Moreover, the money that is collected from these fines is mostly going to return to these countries, anyway - once their economies are being saved by the European Union, these funds will be helpful and used. The saving procedure will come earlier because the 0.2% fine makes the financial situation of the country somewhat worse - and the existence of the fines in the history will make the help by the EU a more visible "ethical urgency" because the EU with its fines will have participated in escalating the country's problems. Meanwhile, this meaningless shell game will feed dozens or hundreds of useless EU bureaucrats who will claim that they're convinced that they're saving the world by moving the money back and forth (with some friction that deposits financial heat to their pockets).

This mechanism of 0.2% fines is similar to a parent who wants his or her son to stop stealing chocolates from the supermarket. So he punishes the son by telling him that instead of 500 chocolates, the son has to steal 501 chocolates (extra work) and give one of them to the parent. :-) Of course, the parent is an ethical person, so he or she won't eat the stolen chocolate. Instead, he or she will save it and give it to the son soon after he is caught by the police, when he already misses the taste of chocolate.

Again, the fiscal responsibility has nothing to do with some preposterous homeopathic fines and meaningless punishments. Much like in the case of smoking, it boils down to a semi-rational decision of the nations who see the advantages of spending too much (borrowed) money and who also see that the disadvantages of the debt are tolerable, to say the least, because someone is going to save them, anyway. They are obliged to, the people believe. Ask almost any Greek on the street (at least a year ago). If these key factors that determine the politicians' and voters' costs-and-benefits analysis and their subsequent behavior don't change, their behavior will also remain unlikely to change.

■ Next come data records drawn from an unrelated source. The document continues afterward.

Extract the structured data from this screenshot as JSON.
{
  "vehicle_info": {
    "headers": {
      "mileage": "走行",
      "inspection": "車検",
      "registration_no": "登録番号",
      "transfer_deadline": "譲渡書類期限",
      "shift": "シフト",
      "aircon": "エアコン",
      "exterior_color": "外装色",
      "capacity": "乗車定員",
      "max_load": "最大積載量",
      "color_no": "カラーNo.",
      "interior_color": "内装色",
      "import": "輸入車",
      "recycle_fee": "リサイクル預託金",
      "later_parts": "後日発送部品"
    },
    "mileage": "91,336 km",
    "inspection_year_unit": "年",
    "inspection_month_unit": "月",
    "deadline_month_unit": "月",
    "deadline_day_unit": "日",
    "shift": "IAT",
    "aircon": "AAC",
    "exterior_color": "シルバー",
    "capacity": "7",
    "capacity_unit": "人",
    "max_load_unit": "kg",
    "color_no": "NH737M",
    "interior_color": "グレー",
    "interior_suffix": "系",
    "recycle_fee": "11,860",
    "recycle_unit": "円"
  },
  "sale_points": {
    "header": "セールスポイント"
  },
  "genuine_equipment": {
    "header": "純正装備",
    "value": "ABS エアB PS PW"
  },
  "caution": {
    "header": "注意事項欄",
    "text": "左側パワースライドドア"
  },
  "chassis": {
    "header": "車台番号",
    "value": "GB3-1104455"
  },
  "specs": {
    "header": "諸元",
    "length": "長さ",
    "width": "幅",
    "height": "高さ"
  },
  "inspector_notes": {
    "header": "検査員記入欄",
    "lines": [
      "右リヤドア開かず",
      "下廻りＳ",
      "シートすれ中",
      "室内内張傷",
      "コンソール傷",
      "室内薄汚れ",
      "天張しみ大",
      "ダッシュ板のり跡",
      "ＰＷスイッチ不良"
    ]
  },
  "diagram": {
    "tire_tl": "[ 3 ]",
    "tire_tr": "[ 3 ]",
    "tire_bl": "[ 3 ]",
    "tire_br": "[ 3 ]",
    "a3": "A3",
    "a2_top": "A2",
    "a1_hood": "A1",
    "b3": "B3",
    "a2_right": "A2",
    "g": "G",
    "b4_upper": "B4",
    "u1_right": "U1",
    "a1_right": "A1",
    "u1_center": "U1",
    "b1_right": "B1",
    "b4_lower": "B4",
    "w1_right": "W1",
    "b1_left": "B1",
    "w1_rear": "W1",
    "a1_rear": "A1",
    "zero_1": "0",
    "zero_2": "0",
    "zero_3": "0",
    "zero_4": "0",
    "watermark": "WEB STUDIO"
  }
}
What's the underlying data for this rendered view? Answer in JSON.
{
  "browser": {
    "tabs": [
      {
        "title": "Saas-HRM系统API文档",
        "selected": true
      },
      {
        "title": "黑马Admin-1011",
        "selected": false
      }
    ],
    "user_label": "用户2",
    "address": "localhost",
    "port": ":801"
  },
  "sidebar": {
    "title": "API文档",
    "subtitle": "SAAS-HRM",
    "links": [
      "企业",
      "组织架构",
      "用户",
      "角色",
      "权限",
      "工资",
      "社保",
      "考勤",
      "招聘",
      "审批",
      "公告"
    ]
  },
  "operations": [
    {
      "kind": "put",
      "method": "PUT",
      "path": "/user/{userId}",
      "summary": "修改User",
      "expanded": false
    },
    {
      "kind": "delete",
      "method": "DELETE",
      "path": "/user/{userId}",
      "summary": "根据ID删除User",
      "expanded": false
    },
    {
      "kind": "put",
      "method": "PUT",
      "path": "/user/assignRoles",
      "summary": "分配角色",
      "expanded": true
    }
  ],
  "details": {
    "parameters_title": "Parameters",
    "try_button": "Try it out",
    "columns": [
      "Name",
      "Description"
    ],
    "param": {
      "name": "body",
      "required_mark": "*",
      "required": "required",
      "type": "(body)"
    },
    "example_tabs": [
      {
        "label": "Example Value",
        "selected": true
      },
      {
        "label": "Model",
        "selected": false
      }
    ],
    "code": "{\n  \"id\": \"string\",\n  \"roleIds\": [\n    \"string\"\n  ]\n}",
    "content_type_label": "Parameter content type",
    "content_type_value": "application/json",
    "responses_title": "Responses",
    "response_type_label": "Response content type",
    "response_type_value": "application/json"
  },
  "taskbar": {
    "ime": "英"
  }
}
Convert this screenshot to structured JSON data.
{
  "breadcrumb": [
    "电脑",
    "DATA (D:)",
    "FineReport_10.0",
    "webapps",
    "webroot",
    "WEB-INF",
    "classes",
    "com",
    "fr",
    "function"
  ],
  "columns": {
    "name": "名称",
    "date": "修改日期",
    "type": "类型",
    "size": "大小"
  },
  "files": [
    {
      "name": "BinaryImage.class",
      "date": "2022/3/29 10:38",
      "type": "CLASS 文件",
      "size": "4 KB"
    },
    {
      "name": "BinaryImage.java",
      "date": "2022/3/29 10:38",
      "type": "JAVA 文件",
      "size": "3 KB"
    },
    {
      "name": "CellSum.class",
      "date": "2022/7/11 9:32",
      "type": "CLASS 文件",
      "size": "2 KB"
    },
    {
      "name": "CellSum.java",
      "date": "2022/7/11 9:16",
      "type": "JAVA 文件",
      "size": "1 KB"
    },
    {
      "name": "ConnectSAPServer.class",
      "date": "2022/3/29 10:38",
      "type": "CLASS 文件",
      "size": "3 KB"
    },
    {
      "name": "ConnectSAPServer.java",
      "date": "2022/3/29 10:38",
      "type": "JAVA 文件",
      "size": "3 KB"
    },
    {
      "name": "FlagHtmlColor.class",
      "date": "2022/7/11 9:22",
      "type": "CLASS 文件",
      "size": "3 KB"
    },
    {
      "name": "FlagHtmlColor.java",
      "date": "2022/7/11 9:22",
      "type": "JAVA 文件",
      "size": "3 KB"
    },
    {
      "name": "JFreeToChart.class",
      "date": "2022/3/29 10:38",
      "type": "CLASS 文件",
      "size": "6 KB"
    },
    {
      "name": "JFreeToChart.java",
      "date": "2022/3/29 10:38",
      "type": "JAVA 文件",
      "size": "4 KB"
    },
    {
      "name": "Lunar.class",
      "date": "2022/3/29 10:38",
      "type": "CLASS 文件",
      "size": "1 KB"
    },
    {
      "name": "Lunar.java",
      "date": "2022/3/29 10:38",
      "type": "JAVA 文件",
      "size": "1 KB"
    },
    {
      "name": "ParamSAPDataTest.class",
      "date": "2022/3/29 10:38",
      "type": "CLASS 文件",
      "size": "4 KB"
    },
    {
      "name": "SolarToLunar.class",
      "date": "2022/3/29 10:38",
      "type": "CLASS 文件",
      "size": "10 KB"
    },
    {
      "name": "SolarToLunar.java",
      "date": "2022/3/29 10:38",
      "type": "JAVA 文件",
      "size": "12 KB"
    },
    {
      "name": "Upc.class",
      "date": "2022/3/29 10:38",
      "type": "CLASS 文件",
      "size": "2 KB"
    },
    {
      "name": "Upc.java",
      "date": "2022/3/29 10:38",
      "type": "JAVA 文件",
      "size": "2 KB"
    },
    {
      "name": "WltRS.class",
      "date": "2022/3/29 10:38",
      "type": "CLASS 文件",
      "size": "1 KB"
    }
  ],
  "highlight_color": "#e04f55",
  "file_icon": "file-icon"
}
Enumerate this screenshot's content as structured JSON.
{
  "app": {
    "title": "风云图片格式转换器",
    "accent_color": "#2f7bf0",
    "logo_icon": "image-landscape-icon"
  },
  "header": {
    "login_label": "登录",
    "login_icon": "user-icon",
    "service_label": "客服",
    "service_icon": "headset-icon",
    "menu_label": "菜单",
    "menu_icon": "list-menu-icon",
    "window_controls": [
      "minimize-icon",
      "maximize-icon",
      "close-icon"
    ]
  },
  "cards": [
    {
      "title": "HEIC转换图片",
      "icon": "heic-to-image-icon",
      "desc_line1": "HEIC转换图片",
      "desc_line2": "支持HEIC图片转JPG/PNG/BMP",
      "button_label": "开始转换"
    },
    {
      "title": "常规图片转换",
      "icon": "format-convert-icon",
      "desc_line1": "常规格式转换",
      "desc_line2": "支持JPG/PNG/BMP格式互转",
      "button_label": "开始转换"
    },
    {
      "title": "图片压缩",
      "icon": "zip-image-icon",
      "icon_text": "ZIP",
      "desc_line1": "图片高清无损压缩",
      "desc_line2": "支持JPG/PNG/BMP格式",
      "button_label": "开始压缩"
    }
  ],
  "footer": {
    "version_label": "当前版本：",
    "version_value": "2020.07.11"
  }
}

Apologies if I reveal an inconvenient truth but the fiscal responsibility arises and must arise from the fear that the problems caused by too much debt will make someone's life much worse than the current life - even the current life when no money is borrowed. If there's no fear of such a negative change, there's no responsibility. After all, that's true about most other kinds of responsibility, too. And be sure that there's no reason to be scared by some 0.2% of a number that is added to some abstract paperwork that affects no one. At least, the Greek pensioners are rational enough to (correctly) determine that there's no reason to be afraid of such things in the present arrangement.